You won't beleaf it!
Leaves on the line. Again?
It’s no joke, but we’re on the case.
You wouldn’t think the humble leaf could cause so much trouble. 50 million leaves fall onto our train tracks every autumn. When mixed with rain and squashed by train wheels, they form a slippery layer on the rails like black ice.
Our drivers need more time to stop and start the trains as the wheels have less grip on the tracks. We prepare in advance for autumn and here are just a few of the things we do.
Times are changing
We're making some small changes to our timetable this autumn to keep trains running on time.
From 10 October, some morning trains will leave a few minutes earlier. Evening trains will leave London at the same time as usual, but some will arrive at stations along their route a few minutes later.
On days when we expect the weather to be at its worst, some services will leave earlier or call less frequently at some stations, which you can check on our short term autumn timetables page.
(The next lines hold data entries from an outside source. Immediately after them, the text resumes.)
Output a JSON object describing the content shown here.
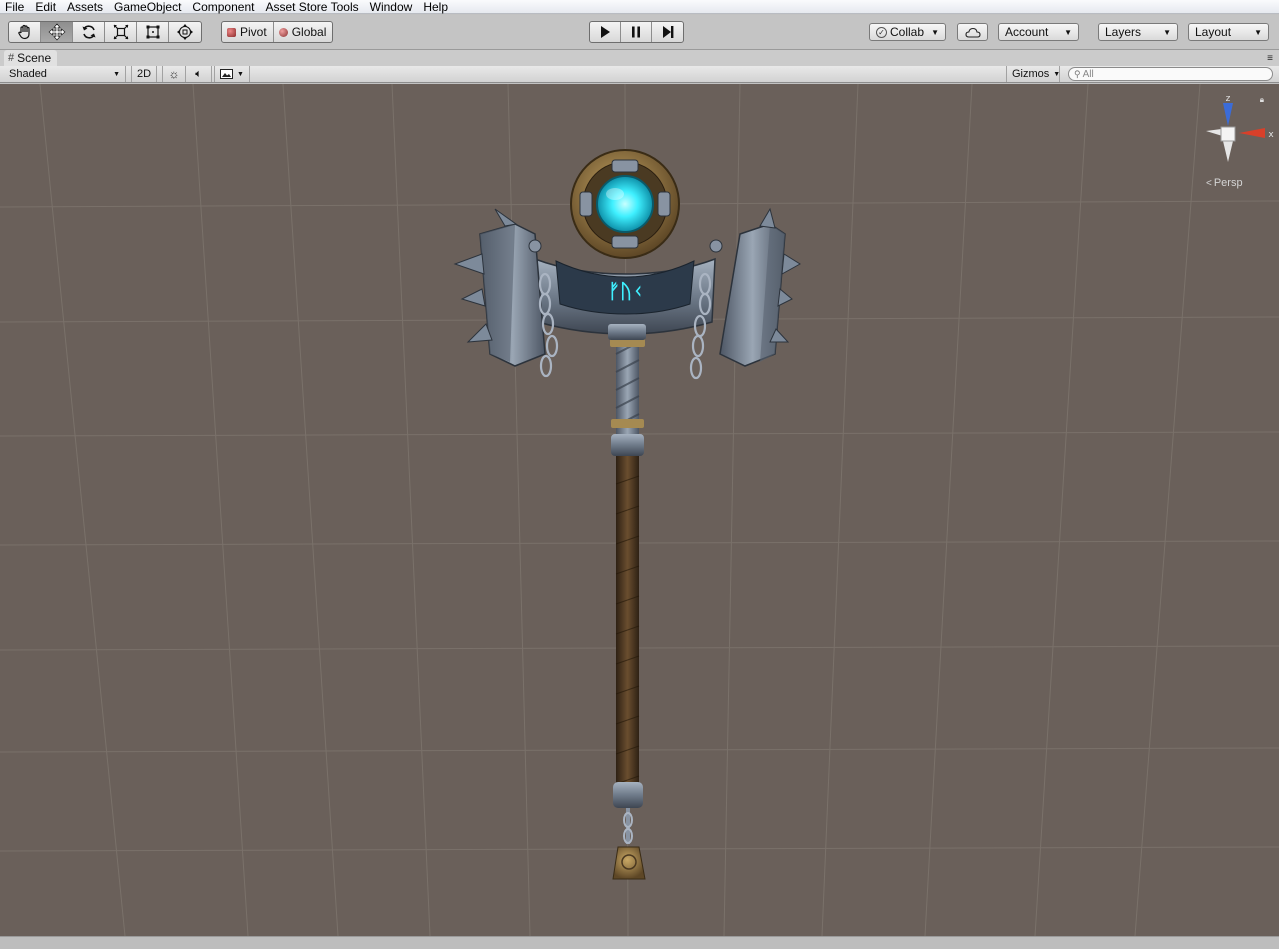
{
  "menu": [
    "File",
    "Edit",
    "Assets",
    "GameObject",
    "Component",
    "Asset Store Tools",
    "Window",
    "Help"
  ],
  "toolbar": {
    "tools": [
      "hand-tool-icon",
      "move-tool-icon",
      "rotate-tool-icon",
      "scale-tool-icon",
      "rect-tool-icon",
      "transform-tool-icon"
    ],
    "pivot_label": "Pivot",
    "global_label": "Global",
    "collab_label": "Collab",
    "account_label": "Account",
    "layers_label": "Layers",
    "layout_label": "Layout"
  },
  "scene_tab": {
    "label": "Scene"
  },
  "scene_bar": {
    "shading_mode": "Shaded",
    "mode_2d": "2D",
    "gizmos_label": "Gizmos",
    "search_placeholder": "All"
  },
  "viewport": {
    "projection_label": "Persp",
    "axis_labels": {
      "y": "z",
      "x": "x"
    },
    "rune_text": "ᚠᚢᚲ",
    "colors": {
      "background": "#6a605a",
      "grid": "#7a716a",
      "glow": "#3ff0ff",
      "metal": "#7d8a9a",
      "bronze": "#9a7a45",
      "wood": "#4a3622"
    }
  }
}
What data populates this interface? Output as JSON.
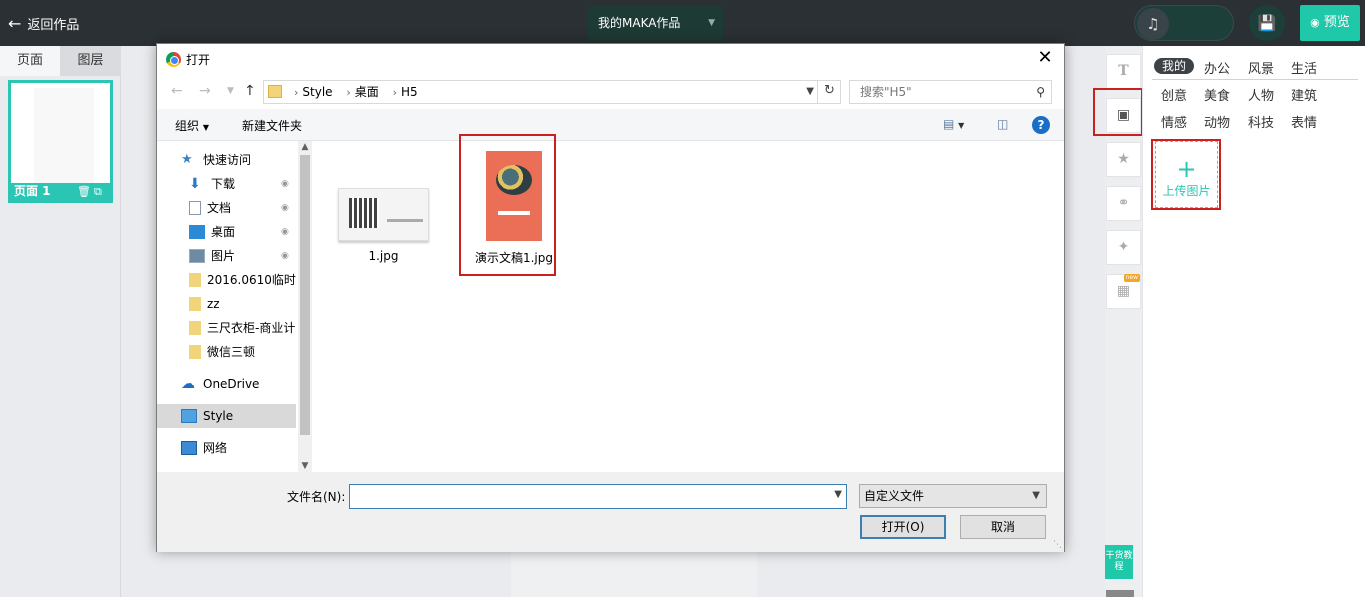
{
  "topbar": {
    "back_label": "返回作品",
    "work_title": "我的MAKA作品",
    "preview_label": "预览"
  },
  "left_panel": {
    "tabs": [
      "页面",
      "图层"
    ],
    "page_label": "页面 1"
  },
  "right_panel": {
    "categories": [
      "我的",
      "办公",
      "风景",
      "生活",
      "创意",
      "美食",
      "人物",
      "建筑",
      "情感",
      "动物",
      "科技",
      "表情"
    ],
    "upload_label": "上传图片",
    "tutorial_label": "干货教程",
    "new_badge": "new"
  },
  "dialog": {
    "title": "打开",
    "breadcrumb": [
      "Style",
      "桌面",
      "H5"
    ],
    "search_placeholder": "搜索\"H5\"",
    "toolbar": {
      "organize": "组织",
      "new_folder": "新建文件夹",
      "help": "?"
    },
    "nav_items": [
      "快速访问",
      "下载",
      "文档",
      "桌面",
      "图片",
      "2016.0610临时",
      "zz",
      "三尺衣柜-商业计",
      "微信三顿",
      "OneDrive",
      "Style",
      "网络"
    ],
    "files": [
      {
        "name": "1.jpg"
      },
      {
        "name": "演示文稿1.jpg"
      }
    ],
    "filename_label": "文件名(N):",
    "filename_value": "",
    "filetype": "自定义文件",
    "open_button": "打开(O)",
    "cancel_button": "取消"
  }
}
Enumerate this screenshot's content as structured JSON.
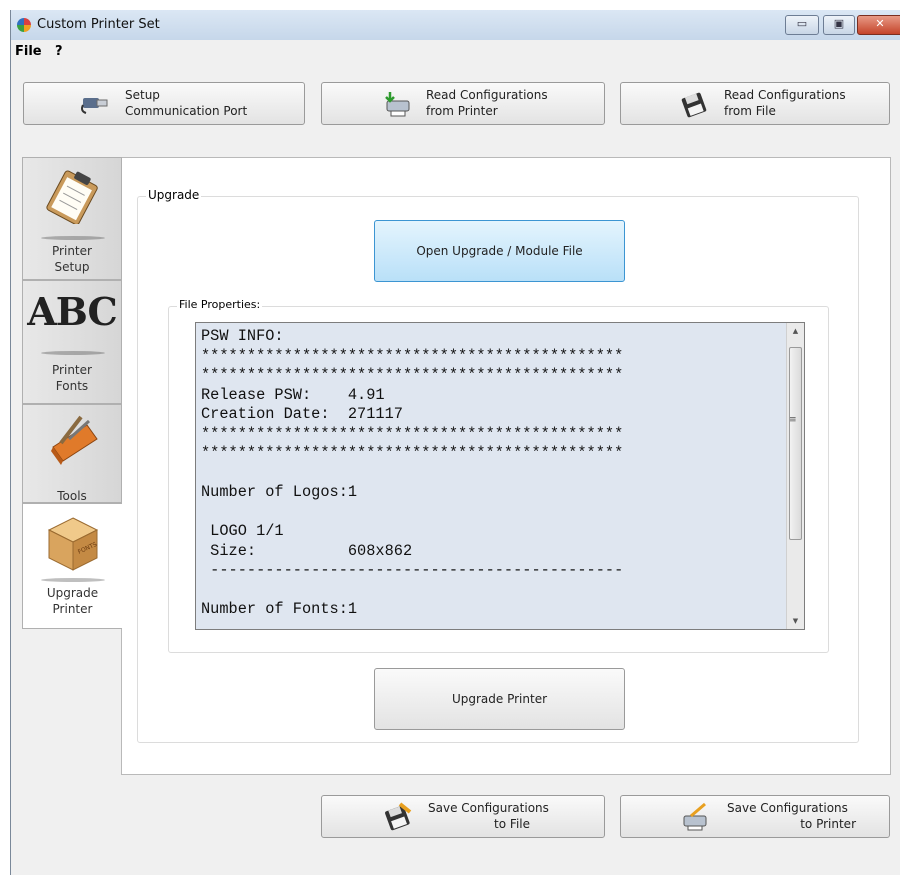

These timetable changes give us the extra time we need to drive the trains safely.
We're on the case
- Clearing hundreds of miles of trackside vegetation throughout the year
- Running special leaf-busting trains throughout autumn that clean the rails using water jets and apply a sand-based gel to help trains grip the rails
- Adding a few minutes to journey times to give drivers more time to stop and start
- Putting an amended timetable in place at some stations on days when the weather is forecast to be at its worst
The science bit
The once lush trees of spring and summer slowly fade, through shades of yellow and orange, to brown, before their leaves fall gracefully to the ground. Winds carry them towards the railway line, where the rush of air from passing trains pulls them directly onto the tracks, where they are crushed to a pulp. Around 50 million leaves fall onto our train tracks every autumn.Leaves are made up of around 80% water, with the rest made up of a complex combination of other substances including pectin, cellulose, and a type of fatty acid that, when compressed, have a lubricating effect. When this happens on train tracks, its essentially like coating them with Teflon, and the steel wheels struggle to grip the steel tracks. Braking distance can more than double, with trains taking up to 1000 metres to stop.
The wet mulch also messes with the electrical signals used to keep track of where all the trains are on the network. This combination of issues leads to a potentially dangerous situation, so to be on the safe side, we need to move slowly and occasionally miss out the odd station along the route to make up time. We know that this can be frustrating but we have teams working around the clock using specialist machines to clean the railhead (the top of the rails). It’s an arduous task, but trust us, we’re on it and working hard to minimise disruptions to your journeys.